Some of the major players in the field today include: (I may have missed some)
- Apache Mesos
- Joyent (Manta)
- IBM Bluemix
- Cloud Foundry
- Amazon Elastic Container Service
- Openshift by RedHat
- OpenStack Magnum
- CoreOS (with Kubernetes) see (Project Tectonic)
- Docker (and Assorted Tools/Binaries)
- Cononical’s LXD
- Giant Swarm
There are many other open source tools at work like Docker Swarm, Consul, Registrator, Powerstrip, Socketplane.io (Now owned by Docker Inc), Docker Compose, Fleet, Weave. Flocker and many more. This is just a token to how this field of technology is booming and were going to see many fast changes in the near future. Its clear that future importance of deploying a service and not caring about the “right layers” or infrastructure will be key. Enabling data flexibility without tight couplings to the service is part of an the overall application design or the data service. These architectures can be powerful for your applications and for your data itself. Ecosystems and communities alike are clearly coming together to help and try to solve problems for these architectures, I’m sure some things are coming so keep posted.

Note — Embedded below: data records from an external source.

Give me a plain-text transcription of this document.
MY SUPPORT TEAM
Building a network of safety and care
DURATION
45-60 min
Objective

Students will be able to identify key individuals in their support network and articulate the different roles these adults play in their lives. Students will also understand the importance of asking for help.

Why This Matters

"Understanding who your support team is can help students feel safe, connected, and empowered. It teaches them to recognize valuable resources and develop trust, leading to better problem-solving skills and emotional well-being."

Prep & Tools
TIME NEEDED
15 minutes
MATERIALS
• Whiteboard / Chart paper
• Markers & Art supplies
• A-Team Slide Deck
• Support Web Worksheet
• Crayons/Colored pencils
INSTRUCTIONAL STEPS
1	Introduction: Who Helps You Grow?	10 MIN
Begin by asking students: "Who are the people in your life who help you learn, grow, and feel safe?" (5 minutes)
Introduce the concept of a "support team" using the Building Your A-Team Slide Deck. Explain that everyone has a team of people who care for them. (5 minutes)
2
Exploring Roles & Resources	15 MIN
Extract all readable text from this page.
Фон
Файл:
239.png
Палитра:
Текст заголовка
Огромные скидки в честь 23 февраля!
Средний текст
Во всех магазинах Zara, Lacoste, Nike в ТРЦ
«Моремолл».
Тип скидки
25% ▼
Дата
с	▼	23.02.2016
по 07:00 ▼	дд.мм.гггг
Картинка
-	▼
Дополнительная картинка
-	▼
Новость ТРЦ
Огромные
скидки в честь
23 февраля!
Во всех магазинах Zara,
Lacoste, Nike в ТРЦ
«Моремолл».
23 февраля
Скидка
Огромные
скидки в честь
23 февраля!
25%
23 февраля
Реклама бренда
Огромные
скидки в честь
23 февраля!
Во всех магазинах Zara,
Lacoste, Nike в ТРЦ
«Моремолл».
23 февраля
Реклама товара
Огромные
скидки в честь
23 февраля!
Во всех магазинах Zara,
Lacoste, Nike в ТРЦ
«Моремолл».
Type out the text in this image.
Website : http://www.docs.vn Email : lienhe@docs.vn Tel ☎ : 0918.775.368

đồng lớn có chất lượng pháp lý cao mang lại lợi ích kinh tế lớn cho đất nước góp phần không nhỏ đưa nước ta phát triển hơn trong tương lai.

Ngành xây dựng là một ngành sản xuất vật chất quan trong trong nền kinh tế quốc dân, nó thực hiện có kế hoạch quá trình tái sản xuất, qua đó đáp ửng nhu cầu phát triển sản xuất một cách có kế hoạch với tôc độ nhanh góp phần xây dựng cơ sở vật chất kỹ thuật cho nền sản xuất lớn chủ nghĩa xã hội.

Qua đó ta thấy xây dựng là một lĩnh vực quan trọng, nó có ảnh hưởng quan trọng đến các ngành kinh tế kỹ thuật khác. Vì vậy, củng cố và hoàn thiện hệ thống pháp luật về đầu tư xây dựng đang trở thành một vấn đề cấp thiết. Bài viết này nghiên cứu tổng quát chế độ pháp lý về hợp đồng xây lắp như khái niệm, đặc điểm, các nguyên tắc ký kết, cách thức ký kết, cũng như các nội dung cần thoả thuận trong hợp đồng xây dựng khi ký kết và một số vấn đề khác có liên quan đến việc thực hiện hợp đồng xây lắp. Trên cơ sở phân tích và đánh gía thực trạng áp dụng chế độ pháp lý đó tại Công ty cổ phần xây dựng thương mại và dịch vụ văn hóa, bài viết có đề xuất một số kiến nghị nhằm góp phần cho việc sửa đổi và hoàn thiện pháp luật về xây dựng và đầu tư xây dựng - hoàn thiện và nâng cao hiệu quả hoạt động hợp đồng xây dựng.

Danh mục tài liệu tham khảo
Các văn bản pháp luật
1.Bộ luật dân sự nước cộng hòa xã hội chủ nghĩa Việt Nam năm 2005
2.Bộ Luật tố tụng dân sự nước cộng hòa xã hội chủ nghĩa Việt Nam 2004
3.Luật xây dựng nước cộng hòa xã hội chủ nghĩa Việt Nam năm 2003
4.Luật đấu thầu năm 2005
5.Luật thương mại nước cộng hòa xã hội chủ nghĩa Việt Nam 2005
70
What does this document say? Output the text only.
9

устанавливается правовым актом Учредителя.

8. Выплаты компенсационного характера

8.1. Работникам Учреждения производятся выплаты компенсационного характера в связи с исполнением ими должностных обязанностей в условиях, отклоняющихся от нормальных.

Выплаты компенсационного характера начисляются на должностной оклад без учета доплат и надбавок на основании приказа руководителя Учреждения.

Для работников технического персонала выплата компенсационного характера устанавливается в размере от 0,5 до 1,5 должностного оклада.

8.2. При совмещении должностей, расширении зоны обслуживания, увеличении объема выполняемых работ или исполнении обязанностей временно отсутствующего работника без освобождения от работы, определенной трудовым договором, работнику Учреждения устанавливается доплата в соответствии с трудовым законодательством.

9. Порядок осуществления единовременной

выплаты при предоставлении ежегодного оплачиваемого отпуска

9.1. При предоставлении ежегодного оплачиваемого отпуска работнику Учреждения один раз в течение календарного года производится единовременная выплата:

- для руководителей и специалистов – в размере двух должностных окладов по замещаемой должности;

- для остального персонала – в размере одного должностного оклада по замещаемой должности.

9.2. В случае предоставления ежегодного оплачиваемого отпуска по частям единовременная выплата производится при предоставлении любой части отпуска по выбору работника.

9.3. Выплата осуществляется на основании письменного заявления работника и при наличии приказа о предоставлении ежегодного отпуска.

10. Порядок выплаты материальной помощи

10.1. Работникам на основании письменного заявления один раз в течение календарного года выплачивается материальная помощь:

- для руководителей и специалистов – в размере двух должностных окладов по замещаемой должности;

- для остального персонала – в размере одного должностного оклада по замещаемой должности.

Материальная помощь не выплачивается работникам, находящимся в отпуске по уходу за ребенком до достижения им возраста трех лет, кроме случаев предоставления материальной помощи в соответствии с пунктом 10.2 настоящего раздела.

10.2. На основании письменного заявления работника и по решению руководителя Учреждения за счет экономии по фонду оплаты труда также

Microservices on your laptop
One way to get some experience with these tools is to run some examples on your laptop, checkout Lattice (https://github.com/cloudfoundry-incubator/lattice/) from Cloud Foundry which allows you to run some microservice-like containerized workloads. This post is more about the high-level thinking, and I hope to have some more technical posts about some of the technologies like Lattice, Swarm, Registrator and others in the future.